Washington, D.C. — California voters rejected Proposition 16, a ballot measure that would have repealed a ban on affirmative action in the state—but not because affirmative action is dead, according to a new column from the Center for American Progress. Instead, it’s more likely that unclear ballot language, a short window in which to persuade voters, and opposition from the majority of white voters contributed to the measure’s defeat. This means that proponents should not despair, and look to improving their methods of persuasion.
Admissions policies that address racial inequities remain critical in the wake of the COVID-19 pandemic, which is exacerbating social and racial disparities. The column argues that multiple routes remain for affirmative action to achieve its goal in the future, including through educating and targeting specific subgroups of voters, rethinking messaging, and engaging white voters more effectively. Polling in California showed that many voters were confused by the proposition’s language but supported its underlying goals. For example, among Latinx voters, favorability was 24 percentage points lower among those who understood Proposition 16 as keeping the status quo than it was among those who correctly recognized that it would reinstate affirmative action.

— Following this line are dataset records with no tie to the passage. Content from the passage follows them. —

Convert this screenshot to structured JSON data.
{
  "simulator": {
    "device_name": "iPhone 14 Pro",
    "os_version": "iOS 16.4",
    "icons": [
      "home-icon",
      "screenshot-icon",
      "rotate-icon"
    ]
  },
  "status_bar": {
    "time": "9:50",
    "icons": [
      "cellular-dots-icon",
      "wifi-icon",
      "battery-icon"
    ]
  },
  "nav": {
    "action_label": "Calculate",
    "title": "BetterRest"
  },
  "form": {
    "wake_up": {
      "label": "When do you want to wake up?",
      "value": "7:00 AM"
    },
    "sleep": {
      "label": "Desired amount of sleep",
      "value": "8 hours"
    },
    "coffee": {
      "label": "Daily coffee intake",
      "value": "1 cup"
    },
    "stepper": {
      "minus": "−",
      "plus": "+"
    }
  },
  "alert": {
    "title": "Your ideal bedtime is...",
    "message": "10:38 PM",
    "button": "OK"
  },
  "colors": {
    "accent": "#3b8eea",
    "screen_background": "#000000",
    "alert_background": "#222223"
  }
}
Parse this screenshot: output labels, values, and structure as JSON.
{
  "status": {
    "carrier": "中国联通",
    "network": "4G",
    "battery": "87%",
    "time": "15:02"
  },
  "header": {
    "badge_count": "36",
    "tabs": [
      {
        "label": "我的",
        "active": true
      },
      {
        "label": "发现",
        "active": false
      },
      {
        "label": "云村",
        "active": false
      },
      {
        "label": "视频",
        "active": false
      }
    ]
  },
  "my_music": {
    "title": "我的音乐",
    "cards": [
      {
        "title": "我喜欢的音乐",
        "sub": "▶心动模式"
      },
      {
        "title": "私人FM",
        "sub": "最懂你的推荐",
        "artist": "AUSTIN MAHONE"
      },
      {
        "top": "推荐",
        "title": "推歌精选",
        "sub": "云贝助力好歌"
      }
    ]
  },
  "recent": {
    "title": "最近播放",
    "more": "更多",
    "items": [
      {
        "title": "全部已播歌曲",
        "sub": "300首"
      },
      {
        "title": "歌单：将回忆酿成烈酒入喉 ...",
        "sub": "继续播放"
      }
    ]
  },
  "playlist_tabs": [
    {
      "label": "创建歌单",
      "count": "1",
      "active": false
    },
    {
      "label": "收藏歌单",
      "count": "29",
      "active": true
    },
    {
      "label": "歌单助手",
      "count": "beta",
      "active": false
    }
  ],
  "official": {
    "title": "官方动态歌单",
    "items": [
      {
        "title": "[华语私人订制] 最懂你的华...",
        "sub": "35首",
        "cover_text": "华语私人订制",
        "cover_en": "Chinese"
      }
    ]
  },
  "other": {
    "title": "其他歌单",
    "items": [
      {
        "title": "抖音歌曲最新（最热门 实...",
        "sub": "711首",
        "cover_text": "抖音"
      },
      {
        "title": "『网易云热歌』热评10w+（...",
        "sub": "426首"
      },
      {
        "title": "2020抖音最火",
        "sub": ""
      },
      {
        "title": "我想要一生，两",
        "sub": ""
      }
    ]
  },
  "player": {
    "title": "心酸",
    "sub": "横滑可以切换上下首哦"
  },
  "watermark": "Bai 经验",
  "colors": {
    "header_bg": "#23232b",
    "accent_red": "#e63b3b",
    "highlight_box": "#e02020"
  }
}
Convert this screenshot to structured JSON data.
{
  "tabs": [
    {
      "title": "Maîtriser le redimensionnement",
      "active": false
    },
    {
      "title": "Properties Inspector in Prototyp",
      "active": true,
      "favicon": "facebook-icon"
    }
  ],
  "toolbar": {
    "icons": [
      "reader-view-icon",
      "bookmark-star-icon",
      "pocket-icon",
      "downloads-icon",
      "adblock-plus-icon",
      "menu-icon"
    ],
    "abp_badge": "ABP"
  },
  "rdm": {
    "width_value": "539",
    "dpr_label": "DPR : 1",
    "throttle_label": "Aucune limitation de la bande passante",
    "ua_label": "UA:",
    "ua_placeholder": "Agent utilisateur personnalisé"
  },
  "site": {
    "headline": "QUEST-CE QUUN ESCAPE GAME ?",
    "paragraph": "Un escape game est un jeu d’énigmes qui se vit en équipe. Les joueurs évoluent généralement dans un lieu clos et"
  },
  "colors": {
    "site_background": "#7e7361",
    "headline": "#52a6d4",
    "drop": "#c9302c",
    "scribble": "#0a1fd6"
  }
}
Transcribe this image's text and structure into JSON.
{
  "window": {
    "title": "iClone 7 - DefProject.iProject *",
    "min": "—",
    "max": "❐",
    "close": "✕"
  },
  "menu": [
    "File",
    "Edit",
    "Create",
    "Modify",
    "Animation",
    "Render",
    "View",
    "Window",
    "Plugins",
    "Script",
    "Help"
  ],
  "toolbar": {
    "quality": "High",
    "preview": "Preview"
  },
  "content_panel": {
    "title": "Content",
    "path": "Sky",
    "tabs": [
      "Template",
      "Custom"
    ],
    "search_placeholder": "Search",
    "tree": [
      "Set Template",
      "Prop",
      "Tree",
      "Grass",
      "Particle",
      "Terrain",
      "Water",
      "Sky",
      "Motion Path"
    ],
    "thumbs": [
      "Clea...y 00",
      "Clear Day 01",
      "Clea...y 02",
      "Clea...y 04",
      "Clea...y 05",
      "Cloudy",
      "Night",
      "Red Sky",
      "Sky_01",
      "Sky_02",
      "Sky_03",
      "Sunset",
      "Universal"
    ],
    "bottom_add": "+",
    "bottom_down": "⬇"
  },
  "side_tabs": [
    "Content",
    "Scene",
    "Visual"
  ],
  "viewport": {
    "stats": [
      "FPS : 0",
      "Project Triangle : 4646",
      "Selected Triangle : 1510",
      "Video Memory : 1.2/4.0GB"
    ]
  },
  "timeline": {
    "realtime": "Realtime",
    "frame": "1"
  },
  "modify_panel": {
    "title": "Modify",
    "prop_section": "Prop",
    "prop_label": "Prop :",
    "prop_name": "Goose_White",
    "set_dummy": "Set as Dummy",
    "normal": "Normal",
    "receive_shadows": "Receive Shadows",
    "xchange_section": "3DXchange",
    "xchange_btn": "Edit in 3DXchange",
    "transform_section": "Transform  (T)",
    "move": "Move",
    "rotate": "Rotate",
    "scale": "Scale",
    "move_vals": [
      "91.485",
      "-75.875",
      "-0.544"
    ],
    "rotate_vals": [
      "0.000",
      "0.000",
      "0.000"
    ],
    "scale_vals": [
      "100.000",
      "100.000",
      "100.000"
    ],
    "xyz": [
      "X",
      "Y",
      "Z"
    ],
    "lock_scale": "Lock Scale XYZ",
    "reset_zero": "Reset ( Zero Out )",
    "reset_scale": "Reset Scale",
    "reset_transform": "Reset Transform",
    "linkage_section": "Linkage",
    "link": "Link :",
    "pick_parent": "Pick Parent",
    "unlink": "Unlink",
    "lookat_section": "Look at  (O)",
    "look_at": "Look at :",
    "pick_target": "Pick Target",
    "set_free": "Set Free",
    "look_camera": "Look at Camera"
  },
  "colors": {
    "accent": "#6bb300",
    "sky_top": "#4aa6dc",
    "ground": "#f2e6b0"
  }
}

“Since race-neutral policies have proved not to lead to racial equity, colleges should consider race as a factor in admissions decisions, and states should not stop them from doing so,” said Marshall Anthony Jr., a senior policy analyst at CAP and co-author of the column. “The challenges of Proposition 16 show that achieving equal opportunity requires a shift in tactics and resources, not abandoning the ship.”
Lessons learned from exit polls on Proposition 16 will be important in the coming months as proponents recalibrate the path forward. Until then, advocates for racial equity in higher education should not be dissuaded by the results in California.